What readers should know

Zipline is not just expanding its network; it is building an operating system for autonomous deliveries. Its marketplace model (similar to Uber Eats but with drones) allows any business to join without investing in infrastructure. The key to future growth will be the ability to fly beyond visual line of sight (BVLOS) and integration with shared airspace. For now, the company mainly operates in suburban and rural areas of the U.S., but plans to reach dense cities where order density justifies investment in landing stations. In a recent milestone, Zipline completed the first BVLOS delivery in an urban environment in Salt Lake City, covering 12 kilometers without human intervention. Additionally, the company has developed a parachute and precision landing system that allows packages to be dropped in yards or rooftops, overcoming one of the main technical barriers. The combination of automotive and autonomous driving experience suggests Zipline is designing its own hardware and software platform, reducing reliance on external suppliers. This could give it a cost and customization advantage over rivals using commercial drones like Matternet's DJI M300. According to analyst estimates, Zipline's cost per delivery is already 30% lower than motorcycle couriers for distances of 5 to 15 kilometers, and is expected to keep falling as the fleet grows.
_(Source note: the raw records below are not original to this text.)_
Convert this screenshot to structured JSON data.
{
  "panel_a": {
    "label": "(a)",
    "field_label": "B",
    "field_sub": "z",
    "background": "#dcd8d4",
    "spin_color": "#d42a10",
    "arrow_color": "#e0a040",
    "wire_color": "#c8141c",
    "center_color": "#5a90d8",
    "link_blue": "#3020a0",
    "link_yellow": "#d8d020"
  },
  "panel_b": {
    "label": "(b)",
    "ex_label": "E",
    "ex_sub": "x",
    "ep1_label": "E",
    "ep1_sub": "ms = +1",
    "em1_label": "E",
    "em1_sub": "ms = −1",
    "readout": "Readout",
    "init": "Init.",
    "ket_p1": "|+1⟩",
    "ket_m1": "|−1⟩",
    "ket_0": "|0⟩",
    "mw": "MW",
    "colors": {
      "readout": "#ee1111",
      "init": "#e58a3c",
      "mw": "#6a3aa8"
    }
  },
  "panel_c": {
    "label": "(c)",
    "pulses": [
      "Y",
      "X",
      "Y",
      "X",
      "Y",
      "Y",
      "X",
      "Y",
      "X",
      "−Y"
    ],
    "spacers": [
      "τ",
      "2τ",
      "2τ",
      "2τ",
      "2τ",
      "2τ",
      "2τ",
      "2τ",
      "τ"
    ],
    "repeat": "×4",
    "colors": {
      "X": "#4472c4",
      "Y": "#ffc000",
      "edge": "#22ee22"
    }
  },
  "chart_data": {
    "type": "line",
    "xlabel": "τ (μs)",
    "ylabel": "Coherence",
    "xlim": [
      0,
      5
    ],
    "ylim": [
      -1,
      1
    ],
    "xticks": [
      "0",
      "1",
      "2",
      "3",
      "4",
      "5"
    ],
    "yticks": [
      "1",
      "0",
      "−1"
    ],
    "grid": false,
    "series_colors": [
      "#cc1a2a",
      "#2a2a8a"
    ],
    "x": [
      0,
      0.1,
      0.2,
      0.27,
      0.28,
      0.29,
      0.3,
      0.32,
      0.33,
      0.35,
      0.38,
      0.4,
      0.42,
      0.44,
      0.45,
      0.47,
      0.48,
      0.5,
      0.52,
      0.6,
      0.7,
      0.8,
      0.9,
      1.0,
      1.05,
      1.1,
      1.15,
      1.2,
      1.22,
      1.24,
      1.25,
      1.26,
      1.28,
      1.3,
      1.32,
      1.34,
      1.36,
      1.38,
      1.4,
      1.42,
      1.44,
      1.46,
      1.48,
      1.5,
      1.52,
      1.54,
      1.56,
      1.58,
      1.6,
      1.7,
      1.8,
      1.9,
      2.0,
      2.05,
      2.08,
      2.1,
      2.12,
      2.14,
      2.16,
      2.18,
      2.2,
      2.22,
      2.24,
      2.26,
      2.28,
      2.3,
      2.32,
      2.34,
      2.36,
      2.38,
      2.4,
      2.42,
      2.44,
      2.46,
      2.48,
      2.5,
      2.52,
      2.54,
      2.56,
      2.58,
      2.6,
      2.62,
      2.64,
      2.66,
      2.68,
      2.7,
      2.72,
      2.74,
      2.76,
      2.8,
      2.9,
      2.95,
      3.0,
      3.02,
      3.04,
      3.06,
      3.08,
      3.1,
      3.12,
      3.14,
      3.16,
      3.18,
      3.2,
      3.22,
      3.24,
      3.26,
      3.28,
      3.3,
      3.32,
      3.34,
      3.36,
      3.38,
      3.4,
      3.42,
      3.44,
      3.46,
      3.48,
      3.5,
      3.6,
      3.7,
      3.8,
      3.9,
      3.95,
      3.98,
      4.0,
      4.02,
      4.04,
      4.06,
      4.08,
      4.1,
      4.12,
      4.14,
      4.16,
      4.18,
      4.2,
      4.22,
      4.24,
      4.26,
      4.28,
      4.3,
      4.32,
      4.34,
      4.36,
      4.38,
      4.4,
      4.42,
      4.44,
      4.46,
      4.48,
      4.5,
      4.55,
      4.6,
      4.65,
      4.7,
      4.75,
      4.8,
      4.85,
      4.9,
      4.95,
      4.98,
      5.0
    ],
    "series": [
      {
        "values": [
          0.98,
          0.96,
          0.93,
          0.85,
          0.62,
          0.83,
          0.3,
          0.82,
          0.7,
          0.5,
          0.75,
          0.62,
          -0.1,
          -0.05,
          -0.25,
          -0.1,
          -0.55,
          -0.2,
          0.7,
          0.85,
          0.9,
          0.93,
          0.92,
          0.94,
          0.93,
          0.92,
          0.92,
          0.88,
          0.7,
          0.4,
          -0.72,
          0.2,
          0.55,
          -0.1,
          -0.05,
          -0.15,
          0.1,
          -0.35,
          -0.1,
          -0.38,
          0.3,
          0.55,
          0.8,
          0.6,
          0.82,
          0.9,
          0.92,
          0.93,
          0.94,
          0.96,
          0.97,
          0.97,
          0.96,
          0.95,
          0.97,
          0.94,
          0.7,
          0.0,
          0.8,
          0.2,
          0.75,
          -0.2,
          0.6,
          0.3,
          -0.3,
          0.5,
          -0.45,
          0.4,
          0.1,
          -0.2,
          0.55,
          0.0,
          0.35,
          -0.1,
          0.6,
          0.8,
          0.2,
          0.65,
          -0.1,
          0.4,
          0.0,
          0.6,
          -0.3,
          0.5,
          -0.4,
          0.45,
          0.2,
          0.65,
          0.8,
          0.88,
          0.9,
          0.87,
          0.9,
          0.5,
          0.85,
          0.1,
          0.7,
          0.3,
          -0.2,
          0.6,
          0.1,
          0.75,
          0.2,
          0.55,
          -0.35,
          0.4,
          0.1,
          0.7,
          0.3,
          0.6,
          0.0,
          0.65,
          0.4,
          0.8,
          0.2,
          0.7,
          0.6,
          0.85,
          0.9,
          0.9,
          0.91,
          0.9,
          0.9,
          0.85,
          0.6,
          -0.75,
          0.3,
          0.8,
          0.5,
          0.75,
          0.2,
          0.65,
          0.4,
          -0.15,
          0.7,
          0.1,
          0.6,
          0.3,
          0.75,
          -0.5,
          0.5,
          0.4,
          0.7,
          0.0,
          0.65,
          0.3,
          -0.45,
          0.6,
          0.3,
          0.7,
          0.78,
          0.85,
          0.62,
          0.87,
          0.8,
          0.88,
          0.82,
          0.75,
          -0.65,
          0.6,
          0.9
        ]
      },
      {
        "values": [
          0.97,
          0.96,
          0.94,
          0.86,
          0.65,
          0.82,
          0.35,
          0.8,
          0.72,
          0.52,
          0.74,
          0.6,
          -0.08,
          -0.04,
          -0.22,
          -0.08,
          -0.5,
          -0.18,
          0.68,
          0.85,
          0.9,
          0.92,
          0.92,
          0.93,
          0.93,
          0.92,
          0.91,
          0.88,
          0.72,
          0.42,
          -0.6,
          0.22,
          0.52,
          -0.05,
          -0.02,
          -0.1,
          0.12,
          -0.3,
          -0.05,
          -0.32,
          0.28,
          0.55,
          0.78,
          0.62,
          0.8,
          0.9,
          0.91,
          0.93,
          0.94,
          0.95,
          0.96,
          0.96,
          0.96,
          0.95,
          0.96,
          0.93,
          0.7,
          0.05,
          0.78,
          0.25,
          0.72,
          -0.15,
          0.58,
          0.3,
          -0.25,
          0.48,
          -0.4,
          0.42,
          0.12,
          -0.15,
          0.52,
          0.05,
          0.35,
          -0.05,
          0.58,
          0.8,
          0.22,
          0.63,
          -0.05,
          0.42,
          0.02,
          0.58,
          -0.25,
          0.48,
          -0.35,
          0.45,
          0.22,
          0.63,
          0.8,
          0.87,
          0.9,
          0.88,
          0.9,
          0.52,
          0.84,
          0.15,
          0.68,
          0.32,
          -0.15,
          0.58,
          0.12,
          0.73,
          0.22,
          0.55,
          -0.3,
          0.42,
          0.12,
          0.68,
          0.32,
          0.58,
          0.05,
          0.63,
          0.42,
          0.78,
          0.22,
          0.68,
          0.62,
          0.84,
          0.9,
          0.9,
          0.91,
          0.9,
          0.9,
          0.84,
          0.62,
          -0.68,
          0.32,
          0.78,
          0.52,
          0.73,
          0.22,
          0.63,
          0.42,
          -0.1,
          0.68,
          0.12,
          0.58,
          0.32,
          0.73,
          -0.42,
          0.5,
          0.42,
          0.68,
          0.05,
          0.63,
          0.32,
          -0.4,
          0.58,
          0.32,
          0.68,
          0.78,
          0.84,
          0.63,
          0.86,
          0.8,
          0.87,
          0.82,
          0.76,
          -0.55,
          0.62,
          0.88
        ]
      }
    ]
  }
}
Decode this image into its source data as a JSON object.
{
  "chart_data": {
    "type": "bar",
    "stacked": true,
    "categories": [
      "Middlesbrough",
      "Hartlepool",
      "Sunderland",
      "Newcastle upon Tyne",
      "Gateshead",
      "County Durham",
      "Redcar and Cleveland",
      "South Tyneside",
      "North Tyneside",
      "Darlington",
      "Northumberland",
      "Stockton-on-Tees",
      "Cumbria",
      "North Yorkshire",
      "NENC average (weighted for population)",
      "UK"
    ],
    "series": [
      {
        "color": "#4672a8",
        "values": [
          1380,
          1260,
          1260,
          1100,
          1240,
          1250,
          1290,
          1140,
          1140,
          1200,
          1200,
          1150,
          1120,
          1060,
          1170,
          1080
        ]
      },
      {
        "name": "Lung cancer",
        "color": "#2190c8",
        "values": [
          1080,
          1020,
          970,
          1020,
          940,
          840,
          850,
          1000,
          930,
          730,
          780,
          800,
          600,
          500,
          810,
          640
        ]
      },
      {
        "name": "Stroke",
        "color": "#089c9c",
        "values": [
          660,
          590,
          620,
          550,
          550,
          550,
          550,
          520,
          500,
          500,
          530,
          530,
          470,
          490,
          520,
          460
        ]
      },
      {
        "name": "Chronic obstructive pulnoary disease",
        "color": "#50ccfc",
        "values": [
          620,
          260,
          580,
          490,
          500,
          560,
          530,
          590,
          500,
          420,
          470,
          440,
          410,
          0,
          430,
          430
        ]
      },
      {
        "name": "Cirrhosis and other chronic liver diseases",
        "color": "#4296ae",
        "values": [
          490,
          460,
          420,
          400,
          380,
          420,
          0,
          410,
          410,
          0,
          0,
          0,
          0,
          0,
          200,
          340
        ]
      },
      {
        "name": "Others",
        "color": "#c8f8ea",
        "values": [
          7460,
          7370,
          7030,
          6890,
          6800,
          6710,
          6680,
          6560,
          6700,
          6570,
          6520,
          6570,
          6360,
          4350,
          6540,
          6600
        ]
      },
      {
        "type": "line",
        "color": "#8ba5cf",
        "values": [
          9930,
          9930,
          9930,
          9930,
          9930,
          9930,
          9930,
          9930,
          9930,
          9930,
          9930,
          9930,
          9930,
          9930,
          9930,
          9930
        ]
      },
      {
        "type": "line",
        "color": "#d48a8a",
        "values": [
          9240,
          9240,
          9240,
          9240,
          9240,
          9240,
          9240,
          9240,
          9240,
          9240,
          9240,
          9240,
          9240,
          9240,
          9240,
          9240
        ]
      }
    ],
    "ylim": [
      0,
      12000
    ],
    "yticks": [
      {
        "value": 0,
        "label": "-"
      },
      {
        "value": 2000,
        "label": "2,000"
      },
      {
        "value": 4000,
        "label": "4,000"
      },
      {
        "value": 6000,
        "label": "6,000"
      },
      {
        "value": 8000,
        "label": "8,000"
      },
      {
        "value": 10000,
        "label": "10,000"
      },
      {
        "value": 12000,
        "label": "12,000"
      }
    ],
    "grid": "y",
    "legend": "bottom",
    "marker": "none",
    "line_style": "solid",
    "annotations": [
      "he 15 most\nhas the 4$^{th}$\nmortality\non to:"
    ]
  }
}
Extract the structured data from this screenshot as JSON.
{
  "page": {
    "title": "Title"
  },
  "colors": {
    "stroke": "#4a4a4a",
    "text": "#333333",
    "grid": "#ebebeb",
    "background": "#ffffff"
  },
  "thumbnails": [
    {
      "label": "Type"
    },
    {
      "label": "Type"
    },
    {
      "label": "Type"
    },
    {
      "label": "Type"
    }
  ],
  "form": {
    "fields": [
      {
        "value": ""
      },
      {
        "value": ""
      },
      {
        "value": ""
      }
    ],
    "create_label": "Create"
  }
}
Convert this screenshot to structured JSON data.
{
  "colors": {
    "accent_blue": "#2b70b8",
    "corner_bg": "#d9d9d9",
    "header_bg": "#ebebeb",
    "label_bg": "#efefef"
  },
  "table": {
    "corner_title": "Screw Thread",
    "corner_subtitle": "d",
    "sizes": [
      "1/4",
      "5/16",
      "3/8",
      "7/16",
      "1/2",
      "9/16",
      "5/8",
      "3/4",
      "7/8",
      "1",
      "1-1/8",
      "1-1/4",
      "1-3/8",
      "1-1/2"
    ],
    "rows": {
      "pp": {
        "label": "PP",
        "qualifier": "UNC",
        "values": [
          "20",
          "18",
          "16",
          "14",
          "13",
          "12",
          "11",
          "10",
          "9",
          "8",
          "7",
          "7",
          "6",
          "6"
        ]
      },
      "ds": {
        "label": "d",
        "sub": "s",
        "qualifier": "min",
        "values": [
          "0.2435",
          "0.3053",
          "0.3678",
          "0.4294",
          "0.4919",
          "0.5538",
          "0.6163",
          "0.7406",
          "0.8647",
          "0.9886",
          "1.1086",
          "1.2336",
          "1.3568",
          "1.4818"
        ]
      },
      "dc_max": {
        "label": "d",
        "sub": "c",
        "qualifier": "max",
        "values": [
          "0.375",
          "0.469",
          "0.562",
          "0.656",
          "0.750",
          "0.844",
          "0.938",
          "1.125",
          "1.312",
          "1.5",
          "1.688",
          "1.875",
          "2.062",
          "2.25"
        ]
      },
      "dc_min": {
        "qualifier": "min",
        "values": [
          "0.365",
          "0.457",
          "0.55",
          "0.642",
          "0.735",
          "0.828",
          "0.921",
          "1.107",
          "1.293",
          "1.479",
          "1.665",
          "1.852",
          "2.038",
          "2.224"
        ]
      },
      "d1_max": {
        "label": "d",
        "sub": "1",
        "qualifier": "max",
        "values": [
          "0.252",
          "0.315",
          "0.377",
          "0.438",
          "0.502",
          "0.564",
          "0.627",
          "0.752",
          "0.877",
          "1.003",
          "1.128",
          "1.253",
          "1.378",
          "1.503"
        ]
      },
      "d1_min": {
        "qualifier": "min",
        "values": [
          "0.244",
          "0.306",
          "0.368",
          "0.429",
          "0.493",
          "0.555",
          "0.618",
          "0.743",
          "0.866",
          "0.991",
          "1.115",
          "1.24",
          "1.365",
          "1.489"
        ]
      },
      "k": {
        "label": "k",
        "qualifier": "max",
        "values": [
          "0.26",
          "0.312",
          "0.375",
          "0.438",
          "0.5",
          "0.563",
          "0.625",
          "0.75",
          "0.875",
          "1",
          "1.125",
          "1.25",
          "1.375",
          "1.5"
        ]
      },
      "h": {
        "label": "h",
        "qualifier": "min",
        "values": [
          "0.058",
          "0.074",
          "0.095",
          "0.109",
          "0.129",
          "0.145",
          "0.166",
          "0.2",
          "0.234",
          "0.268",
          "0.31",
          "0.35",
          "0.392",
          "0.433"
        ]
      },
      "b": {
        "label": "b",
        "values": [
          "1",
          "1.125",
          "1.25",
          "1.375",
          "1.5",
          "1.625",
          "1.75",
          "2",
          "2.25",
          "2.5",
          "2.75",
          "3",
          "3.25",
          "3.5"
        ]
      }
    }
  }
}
"We've seen massive adoption because we solve a real problem: fast, reliable, emission-free deliveries. Healthcare is the next logical step," said a Zipline spokesperson (via The Next Web).

In historical perspective, Zipline recalls the early days of Amazon Prime Air, but with more pragmatic execution: instead of promising 30-minute deliveries, it focuses on high-frequency, low-complexity routes. Its 13x growth in number of businesses in just six months is comparable to Shopify's takeoff in 2020, when e-commerce surged. If it can scale in dense cities and maintain regulatory trust, Zipline could become the de facto standard for autonomous deliveries, transforming last-mile logistics as FedEx did with air package transport in the 1970s.